Can Anxiety Affect My Or My Spouse’s Ability To Get Pregnant?

Regrettably, some doctors deliver bad news badly. This delivery can occur in obstetric infertility clinics as much as in any other specialty. Telling a woman that she is sterile or a man that he has a low sperm count can be devastating, especially since a couple that has not been able to conceive often wants a child more than they have ever wanted anything in their lives.

Sometimes this diagnosis is accurate, and sometimes it is not. Most of us know of cases where a couple tries and tries unsuccessfully to have a child. After giving up hope and beginning the adoption process, they conceive successfully. At least one factor contributing to this phenomenon is a relaxation of anxiety.

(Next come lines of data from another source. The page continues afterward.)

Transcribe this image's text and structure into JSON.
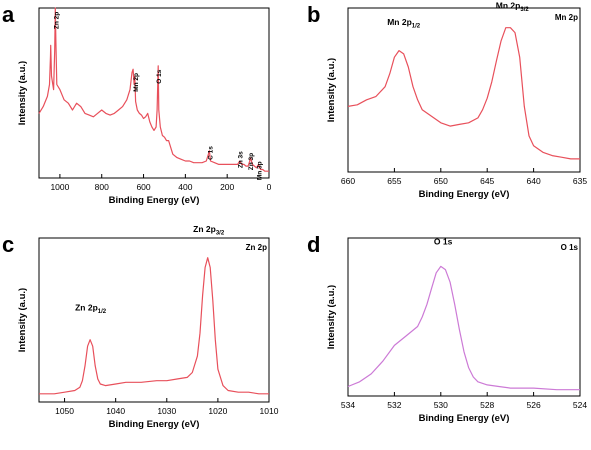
{
  "chart_data": [
    {
      "panel": "a",
      "type": "line",
      "title": "",
      "xlabel": "Binding Energy (eV)",
      "ylabel": "Intensity (a.u.)",
      "xlim": [
        1100,
        0
      ],
      "x_ticks": [
        1000,
        800,
        600,
        400,
        200,
        0
      ],
      "ylim": [
        0,
        100
      ],
      "color": "#e8505b",
      "annotations": [
        {
          "text": "Zn 2p",
          "x": 1022,
          "y": 96
        },
        {
          "text": "Mn 2p",
          "x": 642,
          "y": 60
        },
        {
          "text": "O 1s",
          "x": 530,
          "y": 62
        },
        {
          "text": "C 1s",
          "x": 285,
          "y": 17
        },
        {
          "text": "Zn 3s",
          "x": 140,
          "y": 14
        },
        {
          "text": "Zn 3p",
          "x": 90,
          "y": 13
        },
        {
          "text": "Mn 3p",
          "x": 50,
          "y": 8
        }
      ],
      "series": [
        {
          "x": [
            1100,
            1080,
            1060,
            1050,
            1045,
            1044,
            1040,
            1030,
            1025,
            1022,
            1019,
            1015,
            1000,
            980,
            960,
            940,
            920,
            900,
            880,
            860,
            840,
            820,
            800,
            780,
            760,
            740,
            720,
            700,
            680,
            665,
            655,
            650,
            645,
            642,
            638,
            630,
            620,
            610,
            600,
            590,
            580,
            570,
            560,
            550,
            540,
            535,
            530,
            527,
            520,
            510,
            500,
            490,
            480,
            460,
            440,
            420,
            400,
            380,
            360,
            340,
            320,
            300,
            290,
            285,
            280,
            260,
            240,
            220,
            200,
            180,
            160,
            150,
            140,
            130,
            120,
            110,
            100,
            92,
            88,
            80,
            70,
            60,
            55,
            50,
            45,
            40,
            30,
            20,
            10,
            0
          ],
          "y": [
            38,
            42,
            48,
            55,
            72,
            78,
            60,
            52,
            75,
            100,
            80,
            55,
            52,
            46,
            44,
            40,
            44,
            42,
            38,
            37,
            36,
            38,
            40,
            38,
            37,
            38,
            40,
            42,
            46,
            52,
            62,
            64,
            55,
            60,
            45,
            40,
            38,
            37,
            35,
            36,
            38,
            33,
            30,
            28,
            30,
            40,
            66,
            40,
            30,
            25,
            24,
            22,
            22,
            14,
            12,
            11,
            10,
            10,
            9,
            9,
            9,
            10,
            14,
            16,
            10,
            9,
            8,
            8,
            8,
            8,
            8,
            8,
            10,
            8,
            8,
            7,
            7,
            10,
            12,
            8,
            7,
            6,
            7,
            8,
            6,
            5,
            5,
            4,
            4,
            4
          ]
        }
      ]
    },
    {
      "panel": "b",
      "type": "line",
      "title": "Mn 2p",
      "xlabel": "Binding Energy (eV)",
      "ylabel": "Intensity (a.u.)",
      "xlim": [
        660,
        635
      ],
      "x_ticks": [
        660,
        655,
        650,
        645,
        640,
        635
      ],
      "ylim": [
        0,
        100
      ],
      "color": "#e8505b",
      "annotations": [
        {
          "text": "Mn 2p",
          "sub": "1/2",
          "x": 654.0,
          "y": 86
        },
        {
          "text": "Mn 2p",
          "sub": "3/2",
          "x": 642.3,
          "y": 96
        }
      ],
      "series": [
        {
          "x": [
            660,
            659,
            658,
            657,
            656,
            655.5,
            655,
            654.5,
            654,
            653.5,
            653,
            652.5,
            652,
            651,
            650,
            649,
            648,
            647,
            646,
            645.5,
            645,
            644.5,
            644,
            643.5,
            643,
            642.5,
            642,
            641.5,
            641,
            640.5,
            640,
            639,
            638,
            637,
            636,
            635
          ],
          "y": [
            40,
            41,
            44,
            46,
            52,
            60,
            70,
            74,
            72,
            64,
            52,
            44,
            38,
            34,
            30,
            28,
            29,
            30,
            33,
            38,
            45,
            55,
            68,
            80,
            88,
            88,
            85,
            70,
            40,
            22,
            16,
            12,
            10,
            9,
            8,
            8
          ]
        }
      ]
    },
    {
      "panel": "c",
      "type": "line",
      "title": "Zn 2p",
      "xlabel": "Binding Energy (eV)",
      "ylabel": "Intensity (a.u.)",
      "xlim": [
        1055,
        1010
      ],
      "x_ticks": [
        1050,
        1040,
        1030,
        1020,
        1010
      ],
      "ylim": [
        0,
        100
      ],
      "color": "#e8505b",
      "annotations": [
        {
          "text": "Zn 2p",
          "sub": "1/2",
          "x": 1044.9,
          "y": 52
        },
        {
          "text": "Zn 2p",
          "sub": "3/2",
          "x": 1021.8,
          "y": 100
        }
      ],
      "series": [
        {
          "x": [
            1055,
            1052,
            1050,
            1048,
            1047,
            1046.5,
            1046,
            1045.5,
            1045,
            1044.5,
            1044,
            1043.5,
            1043,
            1042,
            1040,
            1038,
            1035,
            1032,
            1030,
            1028,
            1026,
            1025,
            1024,
            1023.5,
            1023,
            1022.5,
            1022,
            1021.5,
            1021,
            1020.5,
            1020,
            1019,
            1018,
            1016,
            1014,
            1012,
            1010
          ],
          "y": [
            5,
            5,
            6,
            7,
            9,
            13,
            22,
            34,
            38,
            34,
            22,
            14,
            11,
            10,
            11,
            12,
            12,
            13,
            13,
            14,
            15,
            18,
            28,
            42,
            65,
            82,
            88,
            82,
            62,
            38,
            20,
            10,
            7,
            6,
            6,
            5,
            5
          ]
        }
      ]
    },
    {
      "panel": "d",
      "type": "line",
      "title": "O 1s",
      "xlabel": "Binding Energy (eV)",
      "ylabel": "Intensity (a.u.)",
      "xlim": [
        534,
        524
      ],
      "x_ticks": [
        534,
        532,
        530,
        528,
        526,
        524
      ],
      "ylim": [
        0,
        100
      ],
      "color": "#cc7ad6",
      "annotations": [
        {
          "text": "O 1s",
          "x": 529.9,
          "y": 92
        }
      ],
      "series": [
        {
          "x": [
            534,
            533.5,
            533,
            532.5,
            532,
            531.5,
            531,
            530.8,
            530.6,
            530.4,
            530.2,
            530,
            529.8,
            529.6,
            529.4,
            529.2,
            529,
            528.8,
            528.6,
            528.4,
            528,
            527.5,
            527,
            526,
            525,
            524
          ],
          "y": [
            6,
            9,
            14,
            22,
            32,
            38,
            44,
            50,
            58,
            68,
            78,
            82,
            80,
            72,
            58,
            42,
            28,
            18,
            12,
            9,
            7,
            6,
            5,
            5,
            4,
            4
          ]
        }
      ]
    }
  ]
}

Once a couple stops trying to conceive, their attention goes elsewhere, even if to the grieving process. This distraction may allow the body to relax enough (and lower the stress hormone cortisol, which impacts the brain’s secretion of the female hormones needed for pregnancy) to allow pregnancy, much as an athlete can per-form better if attention is, in part, directed away from the performance at hand.

The work of Alice Domar at Harvard’s Mind/Body Center for Women’s Health suggests that letting go of the focus to have a baby and using relaxation and guided visual imagery to relax— focusing on personal happiness—can do wonders to treat anxiety. Paradoxically, 44% of women with infertility in her study became pregnant.

The point is not to offer false hope, but to illustrate that the stress of anxiety at a molecular level is real and can have a direct impact on your health and fertility. Getting treatment for your anxiety can improve your life, whether you have a child or not.